No running register of the contracts government hands out without competition
Single-source and direct awards under defence, security and 'technical' exemptions are individually published on Find a Tender, but nobody keeps a running, searchable register of them, so the pattern stays invisible. The Ministry of Defence's £240.6m Palantir award in December 2025 was a direct award covering all security classifications; the Metropolitan Police's proposed Palantir deal was blocked in May 2026 partly over how it had been let. Each is on the record alone; together they are unread. Surfaced by The Synthetic State (syntheticstate.netlify.app), a pseudonymous self-published investigation; the underlying facts here are cited to primary sources, not to that synthesis.
Competition is the main defence against waste and capture in public spending.
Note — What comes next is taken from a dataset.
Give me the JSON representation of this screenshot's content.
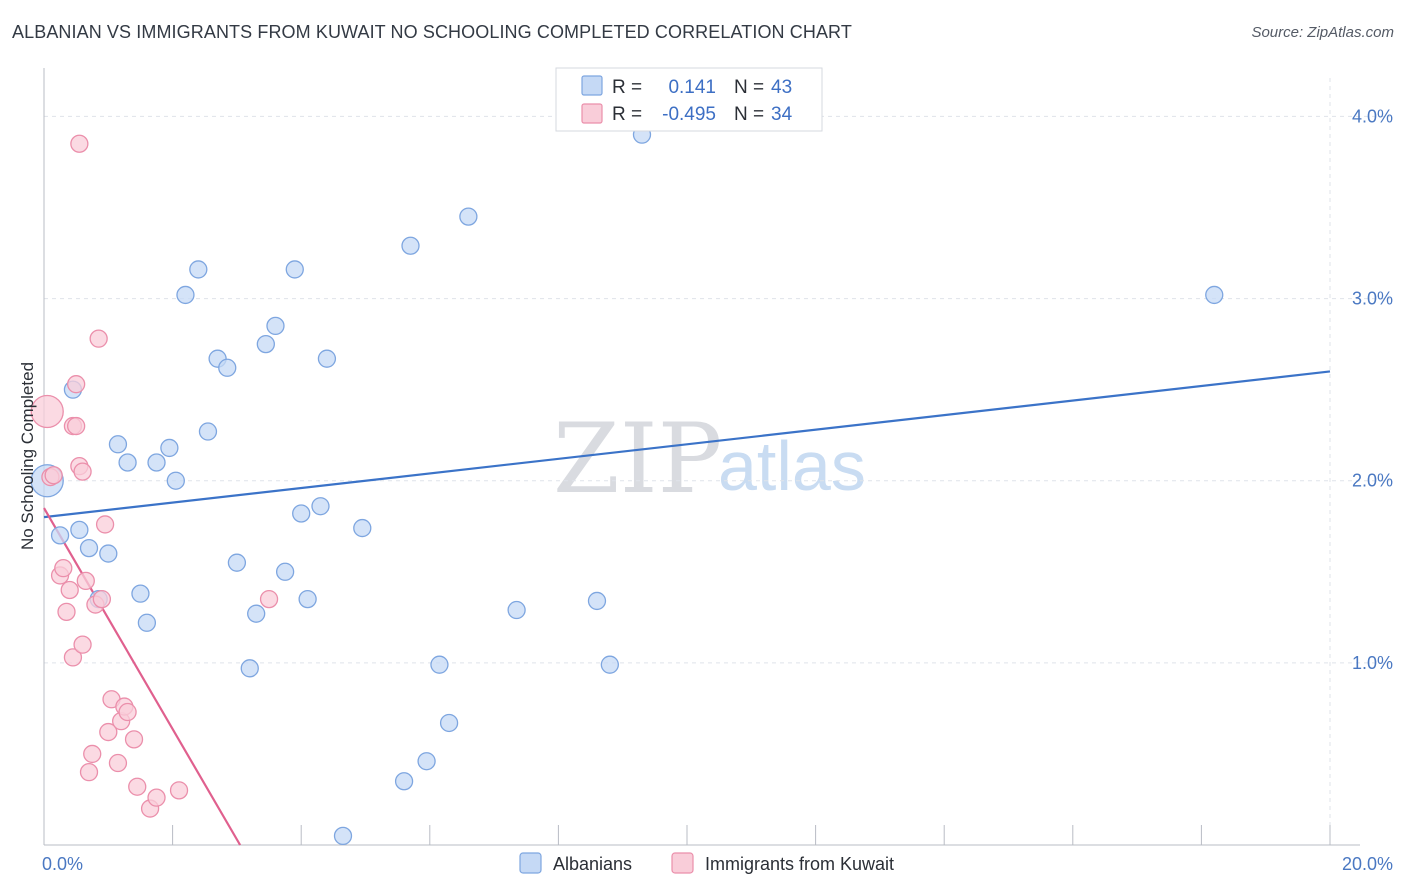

When the exceptions are never counted, a habit of uncompeted awards to the same suppliers can grow with no one able to see it happening.
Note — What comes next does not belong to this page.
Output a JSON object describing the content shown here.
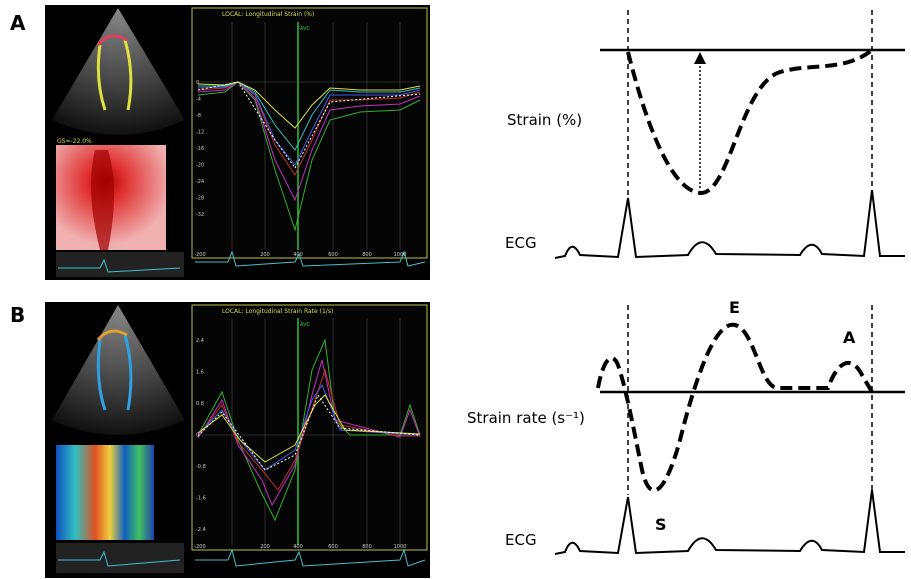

An open register that scrapes Find a Tender for exemption-based awards, tracks value, supplier and justification, and flags repeat single-source awards: a civic-tech build from public data available today.
// Build now: First artefact: an open register scraping Find a Tender for exemption-based awards; all source data is public.
Uncompeted awards are published individually but never aggregated, so repeat single-source patterns stay invisible; the register is buildable today from public data yet nobody is resourced to run it.